Pengertian

Forasma merupakan salah satu nama dagang dari Terbutaline dan tersedia dua sediaan yaitu (Tablet dan Sirup). Terbutaline digunakan untuk mengobati sesak napas dari masalah paru-paru (misalnya, asma, penyakit paru obstruktif kronis, bronkitis, dan emfisema). Terbutaline adalah bronkodilator (beta-2 agonis reseptor) yang bekerja dengan membuka saluran pernapasan untuk membuat pernapasan lebih mudah.

Keterangan

  • Forasma Tablet
    • Golongan: Obat Keras.
    • Kelas Terapi: Antiasmatik.
    • Kandungan: Terbutaline sulfate 2.5 mg.
    • Bentuk: Tablet.
    • Satuan Penjualan: Strip.
    • Kemasan: Strip @10 Kapsul.
    • Farmasi: Guardian Pramatama.
  • Forasma Sirup:
    • Golongan: Obat Keras.
    • Kelas Terapi: Antiasmatik.
    • Kandungan: Terbutaline sulfate 1.5 mg/5 mL.
    • Bentuk: Sirup.
    • Satuan Penjualan: Botol.
    • Kemasan: Botol 60 mL.
    • Farmasi: Guardian Pramatama.

Kegunaan

Forasma digunakan untuk mengobati sesak napas dari masalah paru-paru.

Dosis & Cara Penggunaan

Forasma merupakan obat yang termasuk ke dalam golongan obat keras sehingga pada setiap pembelian nya harus menggunakan resep Dokter.
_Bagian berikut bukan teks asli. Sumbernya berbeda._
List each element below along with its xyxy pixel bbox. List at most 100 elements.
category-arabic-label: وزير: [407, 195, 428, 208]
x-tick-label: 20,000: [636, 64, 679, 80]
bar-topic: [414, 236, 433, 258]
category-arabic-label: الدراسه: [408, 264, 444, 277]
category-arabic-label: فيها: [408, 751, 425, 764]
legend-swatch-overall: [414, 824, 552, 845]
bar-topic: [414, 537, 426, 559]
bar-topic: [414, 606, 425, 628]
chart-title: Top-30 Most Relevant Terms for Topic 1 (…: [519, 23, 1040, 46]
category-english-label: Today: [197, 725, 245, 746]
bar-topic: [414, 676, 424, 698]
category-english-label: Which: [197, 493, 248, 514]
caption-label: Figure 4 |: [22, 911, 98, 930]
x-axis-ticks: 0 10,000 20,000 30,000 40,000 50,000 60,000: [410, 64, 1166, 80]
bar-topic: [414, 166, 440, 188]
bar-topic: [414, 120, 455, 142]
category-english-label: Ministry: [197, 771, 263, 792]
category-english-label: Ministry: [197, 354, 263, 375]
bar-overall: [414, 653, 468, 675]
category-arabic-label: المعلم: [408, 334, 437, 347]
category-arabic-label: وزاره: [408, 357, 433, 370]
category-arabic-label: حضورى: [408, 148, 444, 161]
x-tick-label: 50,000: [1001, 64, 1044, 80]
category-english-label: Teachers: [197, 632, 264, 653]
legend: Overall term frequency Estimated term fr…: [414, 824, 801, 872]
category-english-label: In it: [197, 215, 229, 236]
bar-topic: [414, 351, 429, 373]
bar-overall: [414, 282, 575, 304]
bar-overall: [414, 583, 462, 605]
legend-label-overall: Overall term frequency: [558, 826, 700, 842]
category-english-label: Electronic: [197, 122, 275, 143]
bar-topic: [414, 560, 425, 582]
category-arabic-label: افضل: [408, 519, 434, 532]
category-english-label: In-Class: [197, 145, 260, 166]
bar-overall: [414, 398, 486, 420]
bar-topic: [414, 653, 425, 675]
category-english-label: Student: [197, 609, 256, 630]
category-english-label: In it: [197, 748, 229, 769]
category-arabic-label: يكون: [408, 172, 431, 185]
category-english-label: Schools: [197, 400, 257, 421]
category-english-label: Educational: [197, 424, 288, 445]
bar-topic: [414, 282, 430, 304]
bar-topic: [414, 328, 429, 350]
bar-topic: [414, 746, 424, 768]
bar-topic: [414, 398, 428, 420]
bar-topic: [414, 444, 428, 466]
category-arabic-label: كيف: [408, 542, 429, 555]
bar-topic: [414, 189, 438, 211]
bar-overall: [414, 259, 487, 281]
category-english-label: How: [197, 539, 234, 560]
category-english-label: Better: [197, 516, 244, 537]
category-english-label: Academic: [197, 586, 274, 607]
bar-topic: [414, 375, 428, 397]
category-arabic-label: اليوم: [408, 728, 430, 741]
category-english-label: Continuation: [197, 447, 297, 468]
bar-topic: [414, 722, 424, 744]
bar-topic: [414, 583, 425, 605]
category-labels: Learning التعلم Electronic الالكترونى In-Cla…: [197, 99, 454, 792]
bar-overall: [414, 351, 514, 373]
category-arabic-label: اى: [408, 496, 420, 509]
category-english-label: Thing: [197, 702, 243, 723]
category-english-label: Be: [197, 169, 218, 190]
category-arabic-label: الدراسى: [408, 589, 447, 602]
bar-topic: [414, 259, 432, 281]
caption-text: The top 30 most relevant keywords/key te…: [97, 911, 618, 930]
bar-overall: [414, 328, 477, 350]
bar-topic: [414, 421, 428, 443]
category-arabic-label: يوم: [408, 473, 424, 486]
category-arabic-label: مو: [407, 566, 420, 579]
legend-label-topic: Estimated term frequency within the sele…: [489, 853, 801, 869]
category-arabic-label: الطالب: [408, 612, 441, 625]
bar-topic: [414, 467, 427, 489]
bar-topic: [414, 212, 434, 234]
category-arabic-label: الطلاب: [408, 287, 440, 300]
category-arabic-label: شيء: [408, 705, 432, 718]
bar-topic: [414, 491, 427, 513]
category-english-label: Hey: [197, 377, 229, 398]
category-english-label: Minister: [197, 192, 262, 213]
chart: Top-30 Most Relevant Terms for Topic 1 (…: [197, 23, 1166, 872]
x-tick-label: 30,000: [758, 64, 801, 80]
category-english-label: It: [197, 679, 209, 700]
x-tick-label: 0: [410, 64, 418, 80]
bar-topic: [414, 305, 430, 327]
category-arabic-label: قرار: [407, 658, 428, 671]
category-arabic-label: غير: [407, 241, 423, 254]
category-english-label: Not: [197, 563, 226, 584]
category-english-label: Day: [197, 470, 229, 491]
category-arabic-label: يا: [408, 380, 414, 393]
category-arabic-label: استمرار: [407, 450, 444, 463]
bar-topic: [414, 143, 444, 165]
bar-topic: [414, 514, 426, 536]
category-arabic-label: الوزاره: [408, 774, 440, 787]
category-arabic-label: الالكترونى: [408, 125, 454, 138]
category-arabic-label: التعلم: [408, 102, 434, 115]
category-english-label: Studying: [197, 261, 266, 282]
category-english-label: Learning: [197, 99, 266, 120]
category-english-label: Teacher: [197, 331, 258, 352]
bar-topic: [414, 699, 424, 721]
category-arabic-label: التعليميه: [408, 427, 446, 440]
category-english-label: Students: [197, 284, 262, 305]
Selain itu, dosis penggunaan forasma juga harus dikonsultasikan dengan Dokter terlebih dahulu sebelum digunakan, karena dosis penggunaan nya berbeda-beda setiap individu tergantung berat tidaknya penyakit yang diderita.

  • Bronkospasme akut:
    • Dewasa: 2.5 mg atau 3 mg, hingga 5 mg jika diperlukan. Sebagai tab pelepasan yang dimodifikasi: tawaran 5 mg atau 7.5 mg.
    • Anak: 15 tahun Sama dengan dosis dewasa

Efek Samping

  • Insomnia (sulit tidur)
  • Gugup
  • Cemas
  • Gelisah
  • Gangguan tidur
  • Sakit kepala atau pusing
  • Lesu
  • Tremor
  • Mengantuk
  • Penglihatan kabur
  • Jantung berdebar
  • Muntah
  • Mulut kering
  • Sering buang air kecil
  • Nafsu makan berkurang.

Kontraindikasi:
Hindari penggunaan Forasma pada pasien tokolisis (untuk menghilangkan kontraksi uterus sehingga persalinan prematur terhambat)

Interaksi Obat:

  • Agonis β dan kortikosteroid bersamaan dapat menyebabkan edema (pembengkakan) paru.
  • Dapat secara parsial atau total menghambat efek β-blocker non-selektif.
  • Peningkatan risiko perdarahan dan gangguan irama ventrikel yang serius dengan anestesi halogen.

Kategori Kehamilan:
Menurut FDA (Badan Pengawas Obat dan Makanan Amerika Serikat) mengkategorikan Forasma ke dalam kategori C dengan penjelasan sebagai berikut: Studi pada hewan percobaan menunjukan adanya efek samping pada janin namun belum ada studi kontrol pada wanita hamil, obat dapat diberikan apabila efek terapinya lebih besar dari resiko pada janin.